Carpenter began the 2024 campaign with Detroit, hitting .283 with eight home runs and 29 RBI across his first 50 games. He was placed on the injured list with lumbar spine inflammation on May 29, 2024. Carpenter was transferred to the 60–day injured list on July 21. He was activated on August 13. In his return, Carpenter hit two home runs against the Seattle Mariners. In the regular season, Carpenter hit .284 with 18 home runs and 57 RBI across 87 games. On October 7, in Game 2 of the 2024 American League Division Series against the Cleveland Guardians, Carpenter hit a three-run home run with two outs in the top of the ninth inning off of Cleveland closer Emmanuel Clase, who had given up only two home runs in 74 1/3 innings, breaking a 0–0 tie and leading to a 3–0 Tigers win. He finished the 2024 postseason batting .306 with four home runs and 10 RBI in eight games.

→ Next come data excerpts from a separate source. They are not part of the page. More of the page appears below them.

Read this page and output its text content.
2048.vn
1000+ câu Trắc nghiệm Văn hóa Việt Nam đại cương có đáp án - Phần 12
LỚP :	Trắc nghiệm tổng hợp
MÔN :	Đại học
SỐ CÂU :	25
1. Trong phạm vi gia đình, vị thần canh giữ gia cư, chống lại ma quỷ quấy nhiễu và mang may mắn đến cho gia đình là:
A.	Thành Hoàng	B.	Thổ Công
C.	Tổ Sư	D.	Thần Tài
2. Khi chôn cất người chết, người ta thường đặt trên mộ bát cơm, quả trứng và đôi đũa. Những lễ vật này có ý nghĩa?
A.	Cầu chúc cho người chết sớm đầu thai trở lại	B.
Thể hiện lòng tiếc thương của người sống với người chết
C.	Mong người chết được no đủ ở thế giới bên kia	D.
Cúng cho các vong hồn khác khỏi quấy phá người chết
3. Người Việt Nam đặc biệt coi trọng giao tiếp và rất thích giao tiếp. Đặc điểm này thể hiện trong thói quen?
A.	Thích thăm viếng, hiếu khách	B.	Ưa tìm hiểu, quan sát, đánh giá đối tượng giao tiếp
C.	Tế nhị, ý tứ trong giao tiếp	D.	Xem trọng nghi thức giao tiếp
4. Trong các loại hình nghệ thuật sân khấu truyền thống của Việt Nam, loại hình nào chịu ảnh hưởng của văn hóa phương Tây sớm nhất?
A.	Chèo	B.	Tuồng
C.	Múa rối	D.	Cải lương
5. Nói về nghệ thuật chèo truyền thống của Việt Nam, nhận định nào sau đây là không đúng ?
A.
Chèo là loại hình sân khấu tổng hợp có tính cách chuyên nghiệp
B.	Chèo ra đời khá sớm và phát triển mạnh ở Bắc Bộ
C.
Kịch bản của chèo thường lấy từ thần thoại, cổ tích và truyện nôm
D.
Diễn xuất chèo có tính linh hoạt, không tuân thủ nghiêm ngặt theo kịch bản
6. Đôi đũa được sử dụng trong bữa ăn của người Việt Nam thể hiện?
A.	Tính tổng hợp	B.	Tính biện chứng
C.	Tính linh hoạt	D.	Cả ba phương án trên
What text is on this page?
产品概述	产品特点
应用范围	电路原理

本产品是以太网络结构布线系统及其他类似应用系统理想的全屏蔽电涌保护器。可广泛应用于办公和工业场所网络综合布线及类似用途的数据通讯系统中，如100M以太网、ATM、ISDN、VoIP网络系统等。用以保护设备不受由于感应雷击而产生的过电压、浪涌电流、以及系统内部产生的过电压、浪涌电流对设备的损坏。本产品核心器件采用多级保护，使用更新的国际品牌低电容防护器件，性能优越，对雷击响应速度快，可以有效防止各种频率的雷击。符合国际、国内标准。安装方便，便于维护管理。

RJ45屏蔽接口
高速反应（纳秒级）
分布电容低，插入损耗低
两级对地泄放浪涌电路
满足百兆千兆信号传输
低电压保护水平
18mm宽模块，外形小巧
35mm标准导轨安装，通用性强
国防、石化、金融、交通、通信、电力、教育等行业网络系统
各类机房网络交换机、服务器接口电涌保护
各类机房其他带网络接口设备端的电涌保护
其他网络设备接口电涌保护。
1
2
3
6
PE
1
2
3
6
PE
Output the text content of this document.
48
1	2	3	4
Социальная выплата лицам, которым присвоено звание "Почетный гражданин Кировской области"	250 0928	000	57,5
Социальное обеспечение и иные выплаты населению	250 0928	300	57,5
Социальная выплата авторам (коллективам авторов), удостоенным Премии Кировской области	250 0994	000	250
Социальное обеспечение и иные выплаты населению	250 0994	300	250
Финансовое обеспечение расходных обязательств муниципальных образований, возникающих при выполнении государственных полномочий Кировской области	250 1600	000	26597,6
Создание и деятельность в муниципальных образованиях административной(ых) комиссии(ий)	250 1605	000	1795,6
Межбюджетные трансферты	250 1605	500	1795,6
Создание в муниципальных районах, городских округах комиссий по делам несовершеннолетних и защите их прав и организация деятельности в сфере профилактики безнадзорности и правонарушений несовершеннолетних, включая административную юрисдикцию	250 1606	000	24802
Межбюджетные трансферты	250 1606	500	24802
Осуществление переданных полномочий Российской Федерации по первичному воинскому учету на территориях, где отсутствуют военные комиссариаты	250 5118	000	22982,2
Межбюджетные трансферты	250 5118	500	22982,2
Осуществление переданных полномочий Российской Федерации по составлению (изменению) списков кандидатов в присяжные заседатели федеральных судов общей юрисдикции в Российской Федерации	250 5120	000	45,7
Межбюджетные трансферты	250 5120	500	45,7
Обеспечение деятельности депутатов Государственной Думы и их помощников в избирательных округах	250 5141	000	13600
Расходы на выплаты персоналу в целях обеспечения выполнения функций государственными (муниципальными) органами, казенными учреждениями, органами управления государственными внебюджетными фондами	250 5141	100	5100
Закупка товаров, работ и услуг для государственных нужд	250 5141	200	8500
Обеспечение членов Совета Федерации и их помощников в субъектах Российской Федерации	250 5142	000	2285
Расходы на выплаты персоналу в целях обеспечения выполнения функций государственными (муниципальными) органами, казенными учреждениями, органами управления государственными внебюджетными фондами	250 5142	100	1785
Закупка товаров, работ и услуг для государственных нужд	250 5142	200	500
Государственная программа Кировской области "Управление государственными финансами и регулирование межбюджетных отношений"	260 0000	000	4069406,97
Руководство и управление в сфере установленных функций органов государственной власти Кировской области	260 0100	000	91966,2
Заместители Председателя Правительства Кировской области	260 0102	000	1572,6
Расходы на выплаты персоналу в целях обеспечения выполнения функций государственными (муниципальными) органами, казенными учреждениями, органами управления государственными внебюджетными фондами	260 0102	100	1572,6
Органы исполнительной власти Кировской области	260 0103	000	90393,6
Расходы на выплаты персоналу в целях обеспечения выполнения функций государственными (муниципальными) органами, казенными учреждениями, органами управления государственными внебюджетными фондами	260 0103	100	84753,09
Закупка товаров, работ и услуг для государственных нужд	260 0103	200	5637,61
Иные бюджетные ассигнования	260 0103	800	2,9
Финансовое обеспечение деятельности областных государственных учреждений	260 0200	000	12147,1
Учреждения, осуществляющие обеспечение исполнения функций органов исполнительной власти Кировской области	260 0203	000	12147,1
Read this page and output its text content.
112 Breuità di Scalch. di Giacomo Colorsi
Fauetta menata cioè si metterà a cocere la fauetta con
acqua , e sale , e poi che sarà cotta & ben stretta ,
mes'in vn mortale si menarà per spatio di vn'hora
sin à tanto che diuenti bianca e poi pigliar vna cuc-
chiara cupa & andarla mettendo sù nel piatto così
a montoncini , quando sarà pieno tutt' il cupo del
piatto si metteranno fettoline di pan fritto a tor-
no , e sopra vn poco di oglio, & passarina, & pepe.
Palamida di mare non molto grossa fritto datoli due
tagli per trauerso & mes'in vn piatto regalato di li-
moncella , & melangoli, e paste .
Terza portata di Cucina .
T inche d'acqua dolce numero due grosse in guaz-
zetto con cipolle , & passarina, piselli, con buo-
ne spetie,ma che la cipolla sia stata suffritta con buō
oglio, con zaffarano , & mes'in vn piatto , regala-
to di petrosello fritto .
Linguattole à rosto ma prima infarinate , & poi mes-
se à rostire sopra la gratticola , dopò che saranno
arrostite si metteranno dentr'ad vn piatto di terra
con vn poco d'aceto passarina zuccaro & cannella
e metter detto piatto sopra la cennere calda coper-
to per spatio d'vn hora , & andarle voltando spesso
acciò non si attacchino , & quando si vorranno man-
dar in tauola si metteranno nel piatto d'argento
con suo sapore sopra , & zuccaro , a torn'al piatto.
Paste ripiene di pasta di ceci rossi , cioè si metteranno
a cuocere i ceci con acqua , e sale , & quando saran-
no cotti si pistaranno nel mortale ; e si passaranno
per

In 2025, Carpenter hit two home runs on Opening Day at Comerica Park against the Chicago White Sox. On June 2, he hit three home runs in a 13–1 Tigers victory over the Chicago White Sox. It was the first three-homer game of his career, and the first by a Tiger since Victor Martínez in 2016. Carpenter was placed on the 10-day injured list with a hamstring injury on July 2. He was activated on July 27. In the 2025 regular season, Carpenter hit .252 with 26 home runs and 62 RBI in 130 games. In the 2025 ALDS, Carpenter hit a 2-run homer against the Mariners in Game 1 to put the Tigers in the lead, which proved to be crucial in their 3-2 win in 11 innings. In Game 5, he homered again and reached base six times, tying a postseason record shared with Kenny Lofton and Stan Hack, though the Tigers lost in 15 innings. The record was ultimately broken by Shohei Ohtani during the 2025 World Series.

On January 6, 2026, the Tigers and Carpenter agreed on a one-year, $3.275 million contract, avoiding arbitration. On May 10, he was placed on the injured list with a left shoulder sprain. He was activated on May 31. On July 27, he was placed back on the injured list with left foot plantar fasciitis.

===Awards and highlights===

- Eastern League Player of the Month: May 2022
- First three-home-run game by a Tiger since 2016 (June 2, 2025)

== Playing style ==
Reporters have described Carpenter as a left-handed power bat with a compact swing whose adjustments since 2022 improved his results against both right- and left-handed pitching. While primarily a corner outfielder, he has also appeared regularly as a designated hitter.

==Personal life==
Carpenter is a Christian. He has said, “My goal, basically, is to just be as great as I possibly can be, to reach my full potential. And I personally believe the only way to do that is through Jesus Christ. That’s the foundation. That’s the rock. He’ll guide me and lead me wherever, but that’s kind of the way I think I can honor Him through this sport that I play.”

In December 2023, Carpenter became engaged to Lauren Burke, a former collegiate softball player who played for the Oregon Ducks and Texas Longhorns. They were married on February 3, 2024.